19 January 2012 | Off of Manzanillo
The picture above shows the display on our radar/chart plotter when we had ships coming at us from both directions -- we're the one in the middle with the circle around us (it's a two mile radius that easily shows us how far away things are)
Once we came south along the mainland coast we started seeing lots of cargo ships -- going both north and south. It's always a bit disconcerting to see the lights of a very big ship looking like its heading straight for you. A lot of that worry has been taken away now that in addition to radar which helps you spot the ships and gives you a good idea of where they're heading, we now have AIS that picks up a transmitted signal and gives us all the information we could possibly want : type of vessel and size, destination, heading, speed, time to closest contact and how close it will be. It also gives the vessels name and MMSI number so it is easier to make contact with the ship in question than in years past.
We have called on the VHF to two of the ships we've seen -- when they showed that they would pass relatively close to us -- just to check with them to make sure they were aware of us and what their intentions were (which side they'd pass us.
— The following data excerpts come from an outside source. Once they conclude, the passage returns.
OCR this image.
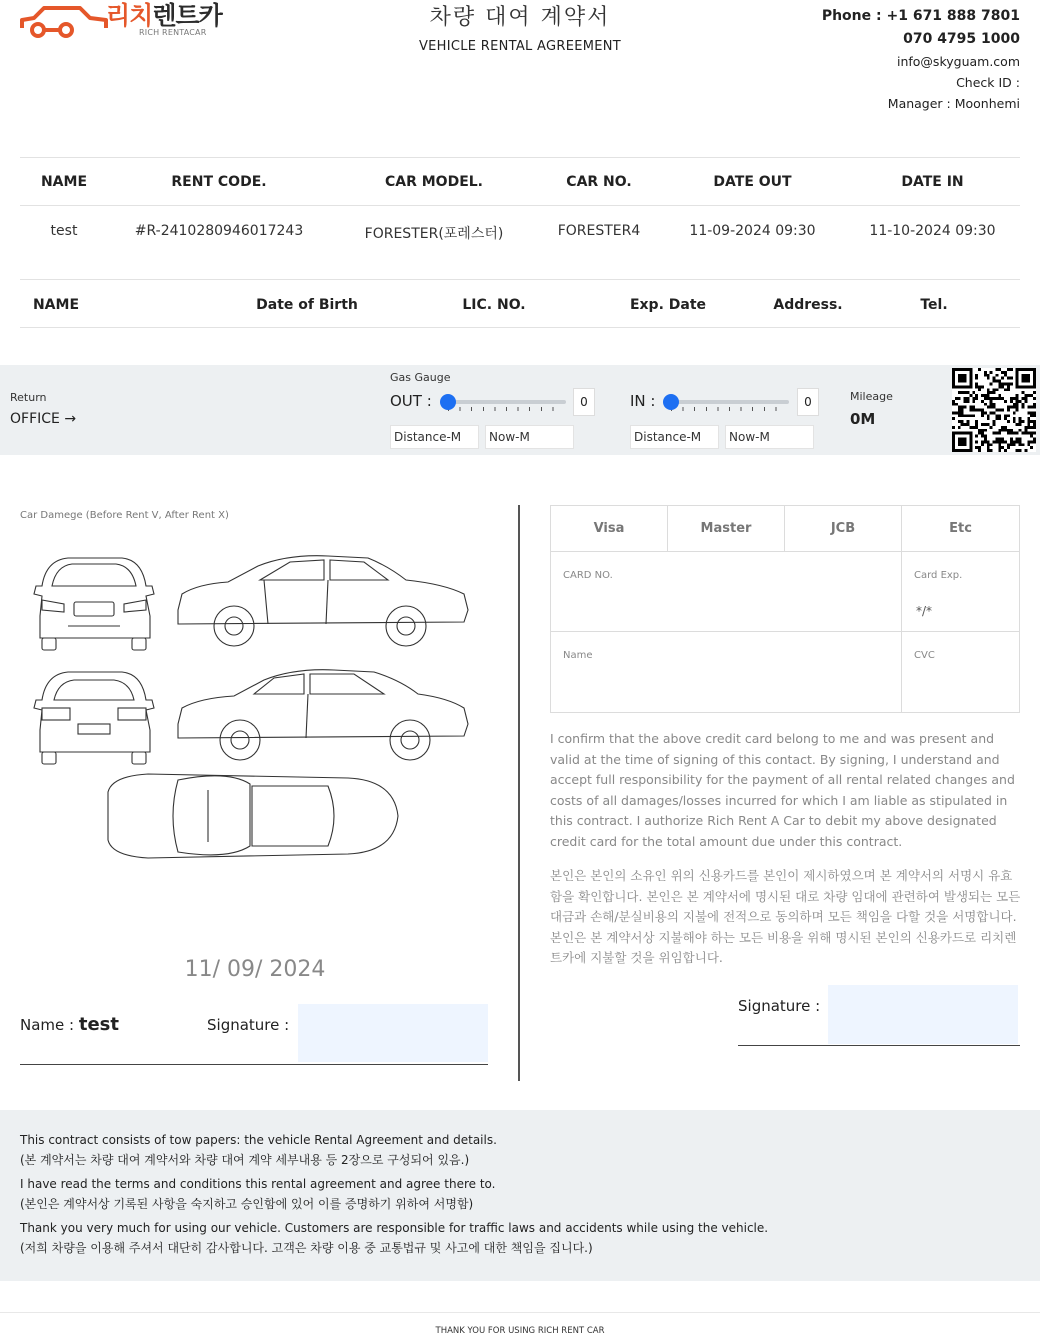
리치렌트카
RICH RENTACAR
차량 대여 계약서
VEHICLE RENTAL AGREEMENT
Phone : +1 671 888 7801
070 4795 1000
info@skyguam.com
Check ID :
Manager : Moonhemi
NAME	RENT CODE.	CAR MODEL.	CAR NO.	DATE OUT	DATE IN
test	#R-2410280946017243	FORESTER(포레스터)	FORESTER4	11-09-2024 09:30	11-10-2024 09:30
NAME	Date of Birth	LIC. NO.	Exp. Date	Address.	Tel.
Return
OFFICE →
Gas Gauge
OUT :	0	IN :	0
Distance-M	Now-M	Distance-M	Now-M
Mileage
0M
Car Damege (Before Rent V, After Rent X)
11/ 09/ 2024
Name : test	Signature :
Visa	Master	JCB	Etc
CARD NO.	Card Exp.
*/*
Name	CVC
I confirm that the above credit card belong to me and was present and valid at the time of signing of this contact. By signing, I understand and accept full responsibility for the payment of all rental related changes and costs of all damages/losses incurred for which I am liable as stipulated in this contract. I authorize Rich Rent A Car to debit my above designated credit card for the total amount due under this contract.
본인은 본인의 소유인 위의 신용카드를 본인이 제시하였으며 본 계약서의 서명시 유효함을 확인합니다. 본인은 본 계약서에 명시된 대로 차량 임대에 관련하여 발생되는 모든 대금과 손해/분실비용의 지불에 전적으로 동의하며 모든 책임을 다할 것을 서명합니다. 본인은 본 계약서상 지불해야 하는 모든 비용을 위해 명시된 본인의 신용카드로 리치렌트카에 지불할 것을 위임합니다.
Signature :

This contract consists of tow papers: the vehicle Rental Agreement and details.

(본 계약서는 차량 대여 계약서와 차량 대여 계약 세부내용 등 2장으로 구성되어 있음.)

I have read the terms and conditions this rental agreement and agree there to.

(본인은 계약서상 기록된 사항을 숙지하고 승인함에 있어 이를 증명하기 위하여 서명함)

Thank you very much for using our vehicle. Customers are responsible for traffic laws and accidents while using the vehicle.

(저희 차량을 이용해 주셔서 대단히 감사합니다. 고객은 차량 이용 중 교통법규 및 사고에 대한 책임을 집니다.)

THANK YOU FOR USING RICH RENT CAR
So AIS is definitely on our list of "things that work" and we'd highly recommend it for any boat that will spend any time near shipping lanes (like the Straits of Juan de Fuca back home).
We're still seeing lots of ships today, but they're much less mysterious during daylight when you can actually see them.
We've had a mix of weather today -- the biggest surprise being the 20 knot winds on our nose along with a 3 - 4 foot swell to beat into. The forecast called for much lighter weather, but you get what you get. The biggest worry was that it would slow us down to much so we'd be out an extra day because we need to time things right so we reach Zihautanejo during daylight hours. Only time will tell, but right now we think it looks good to get in late tomorrow afternoon.